Landmarks

Hello friends,
I trust your Thanksgiving celebration was enjoyable, and you were able to count great numbers of blessings from the past year. We made a couple of road trips, traveling to South Dakota on Wednesday, to help Alex as he moves into a different house closer to school and work. Thursday, we joined with some other folks for a Thanksgiving meal and great fellowship, then on Friday to Neligh to celebrate with Ryan and the three grandsons.

We all have them; those places that we use to mark roads, or to remind us of some event in the past. As we traveled highway 281 north of O’Neill last Wednesday, we passed what is known locally as the “stone windmill.” I remarked that it was falling down with the passage of time. I thought of other landmarks I have known. Most have disappeared, but they seem to be always replaced with another name, or another object. Those places and events of life, seem to require some sort of marker for those who pass their way.

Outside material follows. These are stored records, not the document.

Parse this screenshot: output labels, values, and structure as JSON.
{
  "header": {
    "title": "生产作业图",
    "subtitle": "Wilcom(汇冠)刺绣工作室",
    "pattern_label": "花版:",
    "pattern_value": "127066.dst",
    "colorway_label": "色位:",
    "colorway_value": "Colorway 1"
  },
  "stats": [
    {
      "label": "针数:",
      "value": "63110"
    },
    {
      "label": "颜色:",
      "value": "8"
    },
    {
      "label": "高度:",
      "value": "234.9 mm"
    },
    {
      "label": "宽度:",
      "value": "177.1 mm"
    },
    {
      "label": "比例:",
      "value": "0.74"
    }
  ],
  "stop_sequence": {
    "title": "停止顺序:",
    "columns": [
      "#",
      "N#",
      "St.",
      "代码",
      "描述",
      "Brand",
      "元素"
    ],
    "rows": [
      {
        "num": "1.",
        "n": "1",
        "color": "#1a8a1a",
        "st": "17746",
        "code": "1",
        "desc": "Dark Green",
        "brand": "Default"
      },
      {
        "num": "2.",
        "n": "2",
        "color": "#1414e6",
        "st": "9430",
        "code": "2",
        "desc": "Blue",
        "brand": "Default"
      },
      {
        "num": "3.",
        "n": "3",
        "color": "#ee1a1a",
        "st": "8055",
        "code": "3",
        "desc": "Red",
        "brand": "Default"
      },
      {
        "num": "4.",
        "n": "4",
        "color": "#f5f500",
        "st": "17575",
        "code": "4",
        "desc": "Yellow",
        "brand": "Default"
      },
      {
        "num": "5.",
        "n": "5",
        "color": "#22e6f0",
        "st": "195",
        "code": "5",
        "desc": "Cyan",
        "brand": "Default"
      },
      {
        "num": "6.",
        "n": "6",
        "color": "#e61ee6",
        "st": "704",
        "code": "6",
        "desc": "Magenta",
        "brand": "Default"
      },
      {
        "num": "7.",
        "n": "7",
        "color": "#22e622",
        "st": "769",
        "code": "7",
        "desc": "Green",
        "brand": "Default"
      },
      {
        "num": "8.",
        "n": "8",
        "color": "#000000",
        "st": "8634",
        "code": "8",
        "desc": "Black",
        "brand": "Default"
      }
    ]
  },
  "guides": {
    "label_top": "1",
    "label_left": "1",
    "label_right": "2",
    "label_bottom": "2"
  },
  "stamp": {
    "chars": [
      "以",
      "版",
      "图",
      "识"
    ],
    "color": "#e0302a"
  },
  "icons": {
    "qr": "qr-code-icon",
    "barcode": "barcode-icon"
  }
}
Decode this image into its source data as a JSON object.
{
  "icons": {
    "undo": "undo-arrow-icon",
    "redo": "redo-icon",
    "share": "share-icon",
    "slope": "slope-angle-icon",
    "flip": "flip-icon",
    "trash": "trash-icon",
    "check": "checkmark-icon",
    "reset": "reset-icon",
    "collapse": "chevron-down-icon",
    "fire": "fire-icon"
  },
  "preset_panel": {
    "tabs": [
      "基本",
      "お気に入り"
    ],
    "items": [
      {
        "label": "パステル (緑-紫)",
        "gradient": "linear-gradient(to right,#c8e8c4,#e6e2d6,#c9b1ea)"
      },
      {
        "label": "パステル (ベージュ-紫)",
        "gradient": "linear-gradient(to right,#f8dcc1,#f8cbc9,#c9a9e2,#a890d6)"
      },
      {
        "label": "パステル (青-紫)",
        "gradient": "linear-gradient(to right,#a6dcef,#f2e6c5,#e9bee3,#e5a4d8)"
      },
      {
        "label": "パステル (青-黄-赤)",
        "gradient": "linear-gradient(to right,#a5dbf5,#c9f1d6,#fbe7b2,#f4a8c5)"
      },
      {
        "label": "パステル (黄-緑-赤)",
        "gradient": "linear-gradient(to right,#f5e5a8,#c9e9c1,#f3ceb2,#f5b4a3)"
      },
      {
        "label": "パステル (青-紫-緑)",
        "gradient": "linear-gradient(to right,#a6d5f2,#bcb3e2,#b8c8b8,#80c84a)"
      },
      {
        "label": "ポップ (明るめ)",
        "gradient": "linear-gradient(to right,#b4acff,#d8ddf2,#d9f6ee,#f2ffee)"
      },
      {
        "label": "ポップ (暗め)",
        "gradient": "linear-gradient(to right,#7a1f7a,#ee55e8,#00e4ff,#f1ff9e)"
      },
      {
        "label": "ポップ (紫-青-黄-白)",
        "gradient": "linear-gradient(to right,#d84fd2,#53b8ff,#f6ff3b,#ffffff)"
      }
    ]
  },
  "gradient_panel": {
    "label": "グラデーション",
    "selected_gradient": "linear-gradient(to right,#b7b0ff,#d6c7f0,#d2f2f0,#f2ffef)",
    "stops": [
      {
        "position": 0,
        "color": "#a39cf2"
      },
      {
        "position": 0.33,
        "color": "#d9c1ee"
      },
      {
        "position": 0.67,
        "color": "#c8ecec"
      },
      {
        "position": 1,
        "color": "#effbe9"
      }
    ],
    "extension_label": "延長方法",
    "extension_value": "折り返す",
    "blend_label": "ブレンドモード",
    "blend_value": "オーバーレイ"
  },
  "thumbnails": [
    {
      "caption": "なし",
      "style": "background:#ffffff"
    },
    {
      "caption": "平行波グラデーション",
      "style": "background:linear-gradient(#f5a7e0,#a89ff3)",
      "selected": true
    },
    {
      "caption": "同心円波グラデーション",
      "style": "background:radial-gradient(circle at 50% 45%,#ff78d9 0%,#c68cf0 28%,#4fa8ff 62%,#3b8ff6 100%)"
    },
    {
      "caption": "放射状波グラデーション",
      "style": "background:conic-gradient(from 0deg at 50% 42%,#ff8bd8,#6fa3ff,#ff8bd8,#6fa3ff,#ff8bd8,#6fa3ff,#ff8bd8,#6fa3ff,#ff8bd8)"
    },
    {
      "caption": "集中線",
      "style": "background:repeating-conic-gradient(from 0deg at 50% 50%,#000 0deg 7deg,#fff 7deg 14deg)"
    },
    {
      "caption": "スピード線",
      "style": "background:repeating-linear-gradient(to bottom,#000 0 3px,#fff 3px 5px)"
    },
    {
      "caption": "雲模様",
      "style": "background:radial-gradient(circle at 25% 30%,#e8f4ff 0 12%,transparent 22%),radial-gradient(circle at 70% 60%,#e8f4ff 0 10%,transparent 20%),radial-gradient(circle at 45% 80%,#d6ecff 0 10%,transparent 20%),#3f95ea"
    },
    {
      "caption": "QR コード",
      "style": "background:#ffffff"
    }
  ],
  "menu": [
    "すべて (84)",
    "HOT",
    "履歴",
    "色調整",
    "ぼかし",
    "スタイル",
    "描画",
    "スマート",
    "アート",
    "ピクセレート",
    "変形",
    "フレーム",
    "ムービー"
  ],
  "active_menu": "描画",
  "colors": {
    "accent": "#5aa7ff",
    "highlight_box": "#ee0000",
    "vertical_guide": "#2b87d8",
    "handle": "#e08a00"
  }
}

Growing up, where our county road connected to the major highway, there was a stone house. Everyone told people unfamiliar with the area to turn at the ‘stone house.’ Eventually, the old house was torn down, and being eight miles from town, the intersection became the eight-mile road.

In another place, three large cottonwood trees marked a t-intersection. Travelers were instructed to turn at the three-tree corner. After the road department cut those trees down, three more volunteer cottonwoods were allowed to grow up in their place. It is still the three-tree corner.

Other, more familiar landmarks have stood for many years, but show the wear and tear of erosion and other changes. I’m reminded of Chimney Rock in western Nebraska, among others. Landmarks may disappear, but we find replacements. In this age of GPS, people still need those landmarks to keep them on the right road.

The Bible can be compared to a landmark. Its purpose being to show the lost the way to salvation, and for helping to keep God’s people on the right path.

If I may paraphrase Isaiah 40:8, “The grass withers and the flowers fall, landmarks disappear, but the word of God stands forever.” As the old song says, “The Bible stands, like a rock, undaunted.” When all other landmarks are gone, the Bible stands.